Poi comunque arriva la risposta che attendevi, e allora la leggi, la interpreti a modo tuo, ci ricami sopra qualche sceneggiatura personale e privata, tanto la persona non la vedi, e rispondi di nuovo, vuoi per chiarire il messaggio o la risposta di prima, perché il malinteso è lì lì, pronto ad assediarti, vuoi perché il tuo interlocutore va coccolato… insomma, alla fine chatti, e chatti ancora, e chatti sempre, e ti viene la tendinite al pollice e ti ingobbisci.
L’isolamento dall’ambiente circostante non solo ti impedisce di guardare il cielo, di respirare l’odore della pioggia, l’aroma del caffè o di sentire il cinguettio di qualche raro uccello appollaiato sul ramo, ma ti convince che gli scambi di parole e di selfie siano la vita reale e credi che i tuoi “amici” in rete siano amici veri.
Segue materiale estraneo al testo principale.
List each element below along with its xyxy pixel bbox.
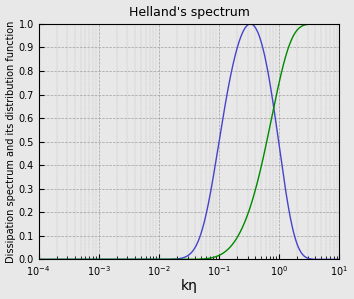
Y-axis label: Dissipation spectrum and its distribution function: Dissipation spectrum and its distributio… <box>6 20 16 263</box>
X-axis label: kη: kη <box>181 280 198 293</box>
Title: Helland's spectrum: Helland's spectrum <box>129 6 250 19</box>
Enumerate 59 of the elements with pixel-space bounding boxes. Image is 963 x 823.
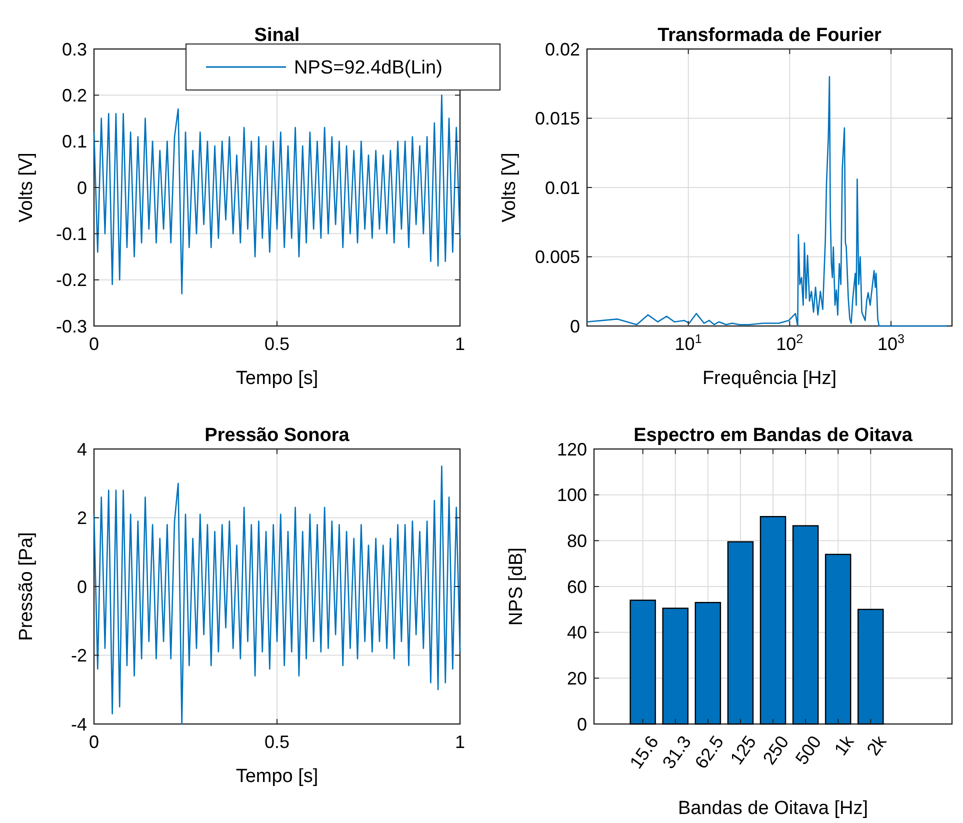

E forse riduci l’amicizia a incontri frugali post “chat” quando tutto è stato detto, dimenticando che il suo valore è nello scambio di energie che solo gli sguardi o gli abbracci possono trasmettere. Si tratta di energie che crescono dentro e che consentono di far sentire all’amico o all’amica anche un semplice “ci sono”, anche da lontano, anche sotto forma di pensiero. Non di “chat”.
Altro tranello della “chat” risiede nell’illusione del protagonismo. Il messaggio è solo tuo, ma pretendi che l’interlocutore gli dia il giusto valore, specie se è breve, specie se è di approvazione. Se non lo legge subito, quel messaggio perde valore. Infatti, nel momento dell’invio, sei tu (o questo credi) chi si materializza nella mente dell’altro. Ma proprio questo è il suo limite, perché la “chat”, a differenza della lettera, è effimera, dura un attimo e vive di strascichi personali, non di approfondimenti o di argomentazioni.
Ah, dimenticavo: il dono della sintesi. La sintesi è prerogativa della poesia, ma la poesia contiene il non detto e si esprime nella lettura in profondità. La “chat” è ben lontana da queste caratteristiche e se, per caso o per pignoleria, nei messaggi ci metti qualche argomentazione, la risposta può essere “non ho tempo ora, ti leggerò in un altro momento”. Vana illusione, perché quel momento non verrà, sarà sommerso da altri messaggini insulsi, immediati, di solito di approvazione perché, si sa, in un mondo pieno di insicurezze, l’approvazione è quanto di più ricercato. E si digerisce nella fretta, e in fretta.
Bene, allora a che serve la “chat”? Certo, l’innovazione tecnologica ci ha portato tante cose utili come la possibilità di comunicare in tempo reale questioni necessarie come “sono in ritardo, scusa” o come “la cena è alle 20,00” o come “atterrato”, ma la nostra vanità va ben oltre e a seguito di un messaggio ne vengono sempre altri, sempre frettolosi, sempre privi di contenuti concreti, sempre mascherati dalla virtualità. E falsi, perché anche se in un messaggio metti un pezzo di te, verrà un messaggio da altri, si sovrapporrà al primo, ruberà la tua attenzione, sfrutterà il tempo che riservi alla “chat”, e ti fagociterà ingobbendoti, isolandoti, regalandoti l’illusione di comunicare mentre ti rifugi in un guscio, e nulla sarà più importante della digitazione di un messaggino o dell’invio di una “emoticon”, mentre la vita scorre intorno a te e tra sorrisi, smorfie, gesti, rumori, odori e sapori, passa e se ne va, per non tornare mai indietro. E tu non te ne avvedi.